At the start of the hearing the Bench headed by Chief Justice of India, Ranjan Gogoi said that there are 54 review petitions in all in addition to 3 to 5 writs. The central issue is reconsideration of the judgment.
During the course of the hearing the Travancore Devaswon Board said that it supported the entry of women of all age into the temple. Text and scriptures do not speak of exclusion of women or the practise, senior advocate Rakesh Dwivedi representing the board said.
When the court reminded him that the board had earlier argued against the entry of women, Dwivedi said that they had decided to respect the verdict. Equality is a dominant theme under the constitution and the practise violates equality, he also said. Spirit of the judgment is equal treatment to a man and women, he further added.
Opening arguments, senior counsel, K Parasaran said that there is an error on the face of record of the Sabarimala verdict. Article 15 (2) prohibits discrimination in access to public institutions of secular category and not of religious category. There were 3 failed attempts to amend Article 15 to include places of worship, he further said.
Appearing for the Sabarimala thanthri, senior advocate V Girl said that the thanthri is the father of the deity. Every deity has a character. The Sabarimala deity, unlike in another Ayyappa temples has a peculiar character of a Naishtika Brahmin.
Every devotee has a fundamental right to worship in a temple in a manner which is in sync with the character of the deity, Giri further added. Constitutional morality does not flow from a text. It was evolved in recent times. Exclusion of women of menstrual age is not based on immorality, but on the essential religious practice that the Sabarimala deity is a permanent celibate, he further added.
He further said that he agreed with the argument advanced by Parasaran that exclusion in Sabarimala is not based on untouchability. It is an essential religious practice that the deity is a celibate, which even women in the age group of 10 and 50 believe. The essential religious nature of the Sabarimala deity is affirmed, perpetuated everyday by the offerings, pujas conducted in the temple. All this rests on this unique character of the deity. Exclusion of women of a certain age is nothing on moral or immoral, he also contended.
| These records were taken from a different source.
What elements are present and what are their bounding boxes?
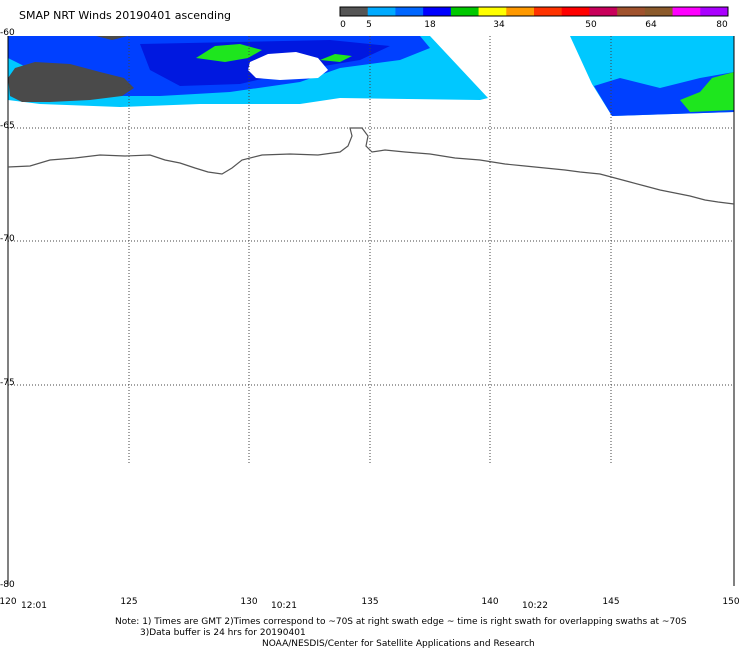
colorbar-tick-label: 5 bbox=[366, 20, 372, 30]
colorbar-segment bbox=[617, 7, 646, 16]
colorbar-tick-label: 34 bbox=[493, 20, 505, 30]
colorbar-segment bbox=[644, 7, 674, 16]
colorbar-segment bbox=[589, 7, 618, 16]
lon-label-125: 125 bbox=[120, 597, 138, 607]
colorbar-tick-label: 0 bbox=[340, 20, 346, 30]
wind-swath-right bbox=[570, 36, 734, 116]
wind-swath-left bbox=[8, 36, 488, 107]
swath-gap-white bbox=[248, 52, 328, 80]
time-label-1021: 10:21 bbox=[271, 601, 297, 611]
colorbar-frame bbox=[339, 6, 729, 17]
swath-green bbox=[196, 44, 262, 62]
note-line-1: Note: 1) Times are GMT 2)Times correspon… bbox=[115, 617, 687, 627]
lon-label-150: 150 bbox=[722, 597, 740, 607]
colorbar-segment bbox=[367, 7, 396, 16]
colorbar-segment bbox=[561, 7, 590, 16]
colorbar-segment bbox=[395, 7, 424, 16]
time-label-1201: 12:01 bbox=[21, 601, 47, 611]
lat-label-75: -75 bbox=[0, 378, 15, 388]
swath-gray-region bbox=[8, 62, 134, 102]
swath-right-green bbox=[680, 72, 734, 112]
colorbar-segment bbox=[340, 7, 369, 16]
swath-green-2 bbox=[320, 54, 352, 62]
colorbar bbox=[339, 6, 729, 17]
lat-label-60: -60 bbox=[0, 28, 15, 38]
antarctic-coastline bbox=[7, 127, 735, 205]
colorbar-segment bbox=[450, 7, 480, 16]
map-frame bbox=[7, 36, 735, 586]
time-label-1022: 10:22 bbox=[522, 601, 548, 611]
lon-label-130: 130 bbox=[240, 597, 258, 607]
lon-label-120: 120 bbox=[0, 597, 17, 607]
colorbar-segment bbox=[672, 7, 701, 16]
note-line-3: NOAA/NESDIS/Center for Satellite Applica… bbox=[262, 639, 535, 649]
colorbar-segment bbox=[506, 7, 535, 16]
lat-label-65: -65 bbox=[0, 121, 15, 131]
lon-label-145: 145 bbox=[602, 597, 620, 607]
lon-label-140: 140 bbox=[481, 597, 499, 607]
colorbar-tick-label: 18 bbox=[424, 20, 436, 30]
colorbar-segment bbox=[423, 7, 452, 16]
lat-label-80: -80 bbox=[0, 580, 15, 590]
colorbar-segment bbox=[700, 7, 729, 16]
lat-label-70: -70 bbox=[0, 234, 15, 244]
page-title: SMAP NRT Winds 20190401 ascending bbox=[19, 9, 232, 22]
graticule bbox=[8, 36, 734, 465]
swath-top-dark bbox=[96, 36, 128, 40]
colorbar-tick-label: 50 bbox=[585, 20, 597, 30]
colorbar-tick-label: 80 bbox=[716, 20, 728, 30]
lon-label-135: 135 bbox=[361, 597, 379, 607]
note-line-2: 3)Data buffer is 24 hrs for 20190401 bbox=[140, 628, 306, 638]
colorbar-segment bbox=[534, 7, 563, 16]
colorbar-segment bbox=[478, 7, 507, 16]
colorbar-tick-label: 64 bbox=[645, 20, 657, 30]
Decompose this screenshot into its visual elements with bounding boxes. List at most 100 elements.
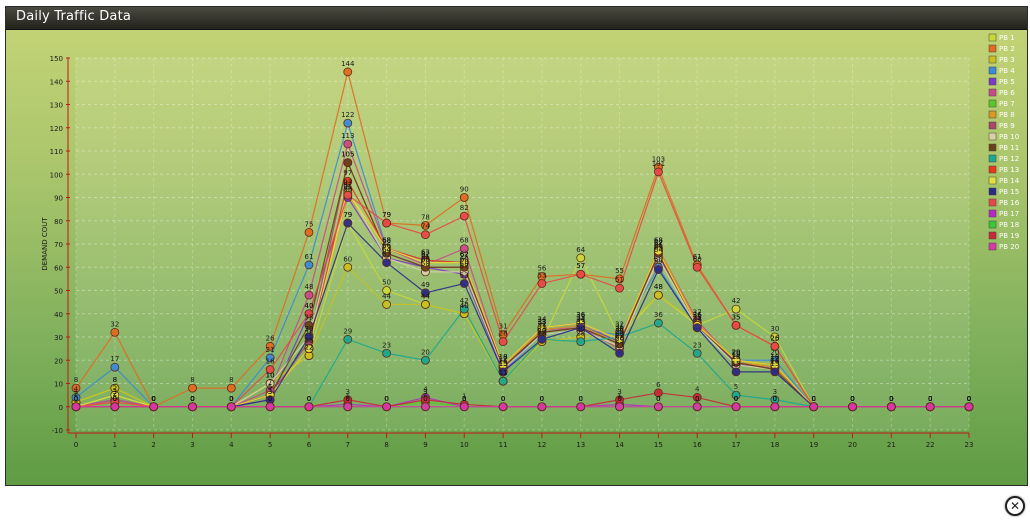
data-label: 0 xyxy=(889,395,893,403)
data-label: 30 xyxy=(615,325,624,333)
data-label: 60 xyxy=(654,255,663,263)
data-label: 58 xyxy=(421,260,430,268)
data-label: 27 xyxy=(615,332,624,340)
data-label: 0 xyxy=(501,395,505,403)
data-point xyxy=(110,402,120,412)
data-label: 30 xyxy=(770,325,779,333)
data-label: 0 xyxy=(928,395,932,403)
data-point xyxy=(188,402,197,412)
data-label: 0 xyxy=(811,395,815,403)
data-label: 8 xyxy=(190,376,194,384)
data-label: 15 xyxy=(499,360,508,368)
close-button[interactable]: ✕ xyxy=(1005,496,1025,516)
data-label: 3 xyxy=(346,388,350,396)
legend-swatch xyxy=(988,66,997,75)
data-label: 105 xyxy=(341,151,354,159)
data-label: 34 xyxy=(693,316,702,324)
data-label: 0 xyxy=(151,395,155,403)
data-label: 60 xyxy=(421,255,430,263)
y-tick-label: 140 xyxy=(50,78,63,86)
data-label: 0 xyxy=(307,395,311,403)
data-label: 10 xyxy=(266,372,275,380)
data-label: 0 xyxy=(74,395,78,403)
data-label: 0 xyxy=(423,395,427,403)
data-label: 0 xyxy=(811,395,815,403)
data-label: 15 xyxy=(770,360,779,368)
data-label: 25 xyxy=(615,337,624,345)
data-label: 0 xyxy=(151,395,155,403)
data-point xyxy=(110,327,120,337)
data-label: 48 xyxy=(654,283,663,291)
data-point xyxy=(886,402,896,412)
data-point xyxy=(304,344,314,354)
legend-label: PB 6 xyxy=(999,89,1015,97)
x-tick-label: 4 xyxy=(229,441,234,449)
data-label: 30 xyxy=(304,325,313,333)
data-point xyxy=(653,388,663,398)
y-tick-label: 60 xyxy=(54,264,63,272)
data-label: 0 xyxy=(617,395,621,403)
data-label: 0 xyxy=(462,395,466,403)
data-label: 0 xyxy=(190,395,194,403)
data-label: 17 xyxy=(770,355,779,363)
x-tick-label: 8 xyxy=(384,441,388,449)
data-label: 0 xyxy=(113,395,117,403)
data-label: 0 xyxy=(967,395,971,403)
data-label: 60 xyxy=(693,255,702,263)
data-label: 60 xyxy=(460,255,469,263)
data-label: 0 xyxy=(811,395,815,403)
data-label: 2 xyxy=(113,390,117,398)
data-point xyxy=(537,334,547,344)
legend-swatch xyxy=(988,165,997,174)
data-label: 64 xyxy=(576,246,585,254)
data-point xyxy=(615,402,624,412)
data-label: 0 xyxy=(190,395,194,403)
data-label: 0 xyxy=(346,395,350,403)
data-point xyxy=(731,402,741,412)
data-label: 35 xyxy=(576,313,585,321)
y-tick-label: 70 xyxy=(54,241,63,249)
data-label: 0 xyxy=(967,395,971,403)
data-point xyxy=(692,348,702,358)
data-label: 0 xyxy=(190,395,194,403)
data-label: 0 xyxy=(734,395,738,403)
data-label: 0 xyxy=(695,395,699,403)
data-point xyxy=(304,320,314,330)
data-point xyxy=(692,402,702,412)
data-point xyxy=(304,260,314,270)
y-tick-label: 110 xyxy=(50,148,63,156)
data-label: 0 xyxy=(811,395,815,403)
x-tick-label: 5 xyxy=(268,441,272,449)
data-label: 0 xyxy=(811,395,815,403)
data-label: 0 xyxy=(811,395,815,403)
data-label: 30 xyxy=(304,325,313,333)
data-point xyxy=(110,362,120,372)
data-point xyxy=(653,402,663,412)
data-label: 0 xyxy=(967,395,971,403)
data-label: 97 xyxy=(343,169,352,177)
data-label: 0 xyxy=(850,395,854,403)
data-label: 0 xyxy=(773,395,777,403)
data-label: 62 xyxy=(460,251,469,259)
data-label: 0 xyxy=(229,395,233,403)
data-point xyxy=(265,402,275,412)
data-label: 0 xyxy=(151,395,155,403)
data-point xyxy=(731,390,741,400)
data-label: 0 xyxy=(850,395,854,403)
data-label: 0 xyxy=(579,395,583,403)
data-label: 40 xyxy=(304,302,313,310)
line-chart: -100102030405060708090100110120130140150… xyxy=(41,33,1020,449)
legend-swatch xyxy=(988,121,997,130)
data-label: 0 xyxy=(734,395,738,403)
data-label: 22 xyxy=(304,344,313,352)
data-label: 122 xyxy=(341,111,354,119)
data-point xyxy=(615,283,624,293)
data-point xyxy=(731,355,741,365)
data-label: 28 xyxy=(537,330,546,338)
data-label: 0 xyxy=(229,395,233,403)
legend-swatch xyxy=(988,242,997,251)
data-label: 0 xyxy=(229,395,233,403)
data-label: 62 xyxy=(421,251,430,259)
data-label: 0 xyxy=(501,395,505,403)
data-label: 0 xyxy=(773,395,777,403)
Senior advocate, Shekhar Naphade asked, " what is the effect of your judgment. It is a mandamus given to a particular religious community that you shall not hold this belief. Some believe in God, others like Stephen Hawkins did not. You cannot tell people not to believe in a particular deity. The community alone will decide if centuries' old belief need to be followed or not. Few activists do not get to decide that, he also said.
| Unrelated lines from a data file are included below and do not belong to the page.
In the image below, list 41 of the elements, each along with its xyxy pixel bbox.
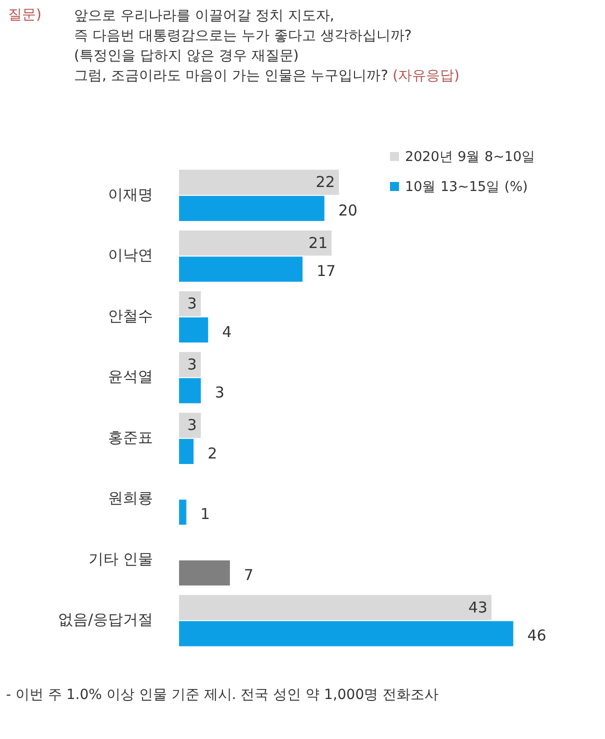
y-tick-label: 이재명 bbox=[108, 185, 154, 204]
bar bbox=[179, 560, 230, 586]
y-tick-label: 없음/응답거절 bbox=[58, 610, 154, 629]
bar bbox=[179, 291, 201, 316]
data-label: 43 bbox=[468, 598, 488, 616]
y-tick-label: 기타 인물 bbox=[88, 550, 154, 568]
data-label: 3 bbox=[187, 294, 197, 313]
y-tick-label: 윤석열 bbox=[108, 368, 154, 386]
chart-subtitle: (자유응답) bbox=[392, 68, 460, 84]
bar bbox=[179, 378, 201, 404]
bar bbox=[179, 412, 201, 438]
text: - 이번 주 1.0% 이상 인물 기준 제시. 전국 성인 약 1,000명 전화조사 bbox=[6, 686, 439, 704]
bar bbox=[179, 196, 324, 221]
data-label: 3 bbox=[187, 416, 197, 434]
data-label: 20 bbox=[338, 201, 358, 220]
bar bbox=[179, 170, 339, 195]
data-label: 3 bbox=[187, 355, 197, 374]
data-label: 46 bbox=[527, 626, 546, 645]
legend-label: 10월 13~15일 (%) bbox=[404, 178, 529, 196]
bar bbox=[179, 621, 514, 646]
data-label: 3 bbox=[214, 384, 224, 402]
bar bbox=[179, 256, 303, 282]
y-tick-label: 안철수 bbox=[108, 306, 154, 325]
bar bbox=[179, 352, 201, 378]
bar bbox=[179, 230, 332, 256]
bar bbox=[179, 438, 194, 464]
y-tick-label: 이낙연 bbox=[108, 246, 154, 264]
bar bbox=[179, 595, 492, 620]
bar bbox=[179, 500, 186, 525]
data-label: 2 bbox=[208, 444, 218, 462]
data-label: 21 bbox=[308, 234, 328, 252]
data-label: 7 bbox=[244, 566, 254, 584]
y-tick-label: 홍준표 bbox=[108, 428, 154, 446]
data-label: 4 bbox=[222, 322, 232, 341]
y-tick-label: 원희룡 bbox=[108, 489, 154, 508]
data-label: 1 bbox=[200, 505, 210, 524]
data-label: 22 bbox=[316, 173, 335, 192]
bar bbox=[179, 317, 208, 342]
text: 질문) bbox=[8, 6, 42, 24]
data-label: 17 bbox=[316, 262, 336, 280]
legend-label: 2020년 9월 8~10일 bbox=[404, 148, 536, 166]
Senior advocate R Venkatramani said that Sampradhaya should not be decided by the Supreme Court. Senior Advocate A M Singhvi said that Hinduism is the most diverse religion on this planet. And here you want to allow only essential religious practices which are universally ethical to all Hindus. Is it possible. Surely that is not the right approach in a diverse religion, he also said.
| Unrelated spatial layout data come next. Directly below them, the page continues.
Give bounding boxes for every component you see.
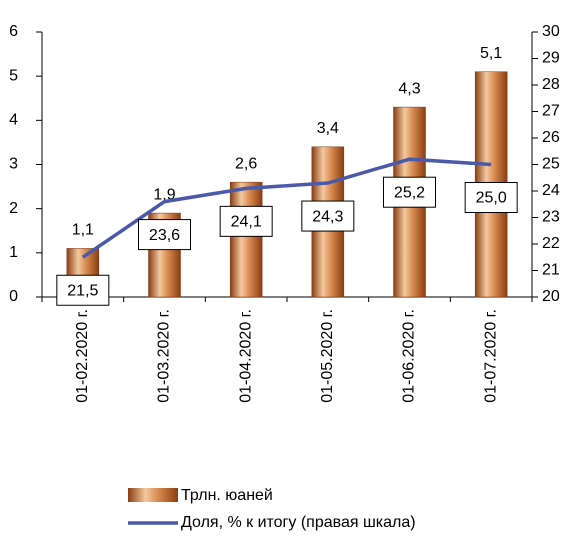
y-tick-label: 1 — [9, 244, 18, 261]
line-value-label: 24,1 — [231, 214, 262, 231]
y2-tick-label: 22 — [542, 235, 560, 252]
bar-value-label: 5,1 — [480, 45, 502, 62]
y2-tick-label: 26 — [542, 129, 560, 146]
x-tick-label: 01-03.2020 г. — [156, 309, 173, 403]
bar-value-label: 1,1 — [72, 222, 94, 239]
y-tick-label: 5 — [9, 67, 18, 84]
line-value-box — [219, 205, 273, 237]
x-tick-label: 01-05.2020 г. — [319, 309, 336, 403]
line-value-label: 21,5 — [67, 282, 98, 299]
line-value-box — [301, 200, 355, 232]
x-tick-label: 01-04.2020 г. — [237, 309, 254, 403]
y2-tick-label: 24 — [542, 182, 560, 199]
line-value-label: 25,0 — [476, 190, 507, 207]
y2-tick-label: 30 — [542, 23, 560, 40]
bar-value-label: 2,6 — [235, 155, 257, 172]
y2-tick-label: 27 — [542, 103, 560, 120]
y-tick-label: 6 — [9, 23, 18, 40]
y2-tick-label: 25 — [542, 156, 560, 173]
y-tick-label: 0 — [9, 288, 18, 305]
line-value-label: 24,3 — [312, 208, 343, 225]
x-tick-label: 01-07.2020 г. — [482, 309, 499, 403]
y2-tick-label: 29 — [542, 50, 560, 67]
legend-label: Доля, % к итогу (правая шкала) — [181, 514, 416, 531]
bar — [229, 181, 263, 298]
y2-tick-label: 28 — [542, 76, 560, 93]
x-tick-label: 01-06.2020 г. — [401, 309, 418, 403]
bar-value-label: 3,4 — [317, 120, 339, 137]
line — [81, 157, 492, 259]
x-tick-label: 01-02.2020 г. — [74, 309, 91, 403]
line-value-label: 25,2 — [394, 184, 425, 201]
y2-tick-label: 23 — [542, 209, 560, 226]
legend-label: Трлн. юаней — [181, 487, 273, 504]
line-value-box — [464, 182, 518, 213]
line-value-label: 23,6 — [149, 227, 180, 244]
line-value-box — [56, 274, 110, 306]
y-tick-label: 3 — [9, 156, 18, 173]
legend-swatch-bar — [128, 488, 178, 502]
line-value-box — [383, 176, 436, 208]
y-tick-label: 2 — [9, 200, 18, 217]
y-tick-label: 4 — [9, 112, 18, 129]
line-value-box — [138, 219, 191, 251]
y2-tick-label: 20 — [542, 288, 560, 305]
bar-value-label: 4,3 — [398, 80, 420, 97]
y2-tick-label: 21 — [542, 262, 560, 279]
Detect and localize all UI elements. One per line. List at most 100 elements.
The Kerala government however objected and said that the review petitions are not maintainable in law. The judgments have reached a conclusion that the Ayyappas are not a denomination. Nothing has been made out so far to deserve a review. Non consideration of an argument is not a ground for review. It is left to the court whether an argument is essential or not, senior advocate, Jaideep Gupta, appearing for the state said.
On September 28, a five-judge Constitution bench, headed by the then Chief Justice Dipak Misra, in 4:1 verdict had paved the way for entry of women of all ages into the Sabarimala temple saying the ban amounted to gender discrimination.
There are around 54 petitions seeking review of the judgement and they were filed following the recent violent protests in favour and against the verdict.